We witnessed one of the biggest collapses of all time in “open market paper” — mostly short-term credit provided to finance mortgages, auto loans, and other businesses. Instead of growing as it had in almost every prior quarter in history, it collapsed at the annual rate of $662.5 billion. (See line 2.)

Banks lending went into the toilet. Even in the fourth quarter, when the meltdown struck, banks were still growing their loan portfolios at an annual pace of $839.7 billion. But in the first quarter, they did far more than just cut back on new lending. They actually took in loan repayments (or called in existing loans) at a much faster pace than they extended new ones! They literally pulled out of the credit markets at the astonishing pace of $856.4 billion per year, their biggest cutback of all time (line 7).

Meanwhile, nonbank lenders (line 8) pulled out at the annual rate of $468 billion, also the worst on record.

Mortgage lenders (line 9) pulled out for a third straight month. (Their worst on record was in the prior quarter.)

And consumers (line 10) were shoved out of the market for credit at the annual pace of $90.7 billion, the worst on record.

The ONLY major player still borrowing money in big amounts was the United States Treasury Department (line 3), sopping up $1,442.8 billion of the credit available — and leaving LESS than nothing for the private sector as a whole.

moneyandmarkets.com

See that? The US government pledged our future tax revenues to repaying debt borrowed from private banks. Why? Because there few, if any PRIVATE BORROWERS willing to take out loans on assets that are at risk of DEPRECIATING and offer minimal to no ROI. That's 1.4 TRILLION in private lending that has not occurred because of lack of either lack of demand, or inability to qualify for, credit. So the banks lend to the Treasury, who then deploys the money the way it sees fit.

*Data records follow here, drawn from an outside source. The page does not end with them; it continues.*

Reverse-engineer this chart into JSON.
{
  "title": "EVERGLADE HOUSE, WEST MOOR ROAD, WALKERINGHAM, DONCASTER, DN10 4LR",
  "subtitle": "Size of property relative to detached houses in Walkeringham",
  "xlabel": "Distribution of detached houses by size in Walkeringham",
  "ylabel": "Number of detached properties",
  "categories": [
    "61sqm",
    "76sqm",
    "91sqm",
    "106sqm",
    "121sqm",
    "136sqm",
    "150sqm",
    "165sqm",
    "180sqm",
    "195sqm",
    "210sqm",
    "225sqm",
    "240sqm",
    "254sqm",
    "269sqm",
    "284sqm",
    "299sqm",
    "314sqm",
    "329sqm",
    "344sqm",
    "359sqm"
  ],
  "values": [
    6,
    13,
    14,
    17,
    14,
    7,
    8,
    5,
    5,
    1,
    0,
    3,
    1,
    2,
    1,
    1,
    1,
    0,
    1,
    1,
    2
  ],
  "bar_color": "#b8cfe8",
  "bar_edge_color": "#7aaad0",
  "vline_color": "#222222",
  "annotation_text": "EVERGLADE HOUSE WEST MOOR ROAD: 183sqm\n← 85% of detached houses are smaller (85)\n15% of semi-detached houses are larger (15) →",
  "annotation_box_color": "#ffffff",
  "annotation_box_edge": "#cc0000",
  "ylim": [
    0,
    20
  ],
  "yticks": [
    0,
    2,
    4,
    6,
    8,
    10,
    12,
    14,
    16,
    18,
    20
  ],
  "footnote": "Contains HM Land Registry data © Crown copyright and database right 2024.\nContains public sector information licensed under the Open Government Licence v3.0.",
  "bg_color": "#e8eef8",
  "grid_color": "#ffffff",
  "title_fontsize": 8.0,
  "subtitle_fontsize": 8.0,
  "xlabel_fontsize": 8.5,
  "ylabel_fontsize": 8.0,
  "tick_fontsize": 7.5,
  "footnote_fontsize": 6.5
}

And if the government doesn't deploy that capital in a manner in which it increase US productivity and competitiveness, then it's just money that our children will have to pay back down the road.

And you want to know one of the major factors, IMO, that prevents private lending? The destruction of the financial surety and insurance sector. AIG, MBIA, ABK, RDN, AGO,.. etc..

Thus, I am finding myself more and more in Mish's camp on deflation:

2.bp.blogspot.com

Hyperinflation, or even strong inflation predictions in the near term look rather silly in the face of this data unless one is only looking at the printing and not the destruction in credit.....

....Think consumers are about to go on a spending spree after a massive $13.87 trillion collapse in net worth? Think banks are going to start lending with this employment picture and household debt? I don't and boomer demographics makes the situation even worse. Don't forget the bleak employment picture. There is no source of jobs.

Those who get hyperinflation out of this picture must be reading the playbook in Bizarro World because it sure is not the playbook here.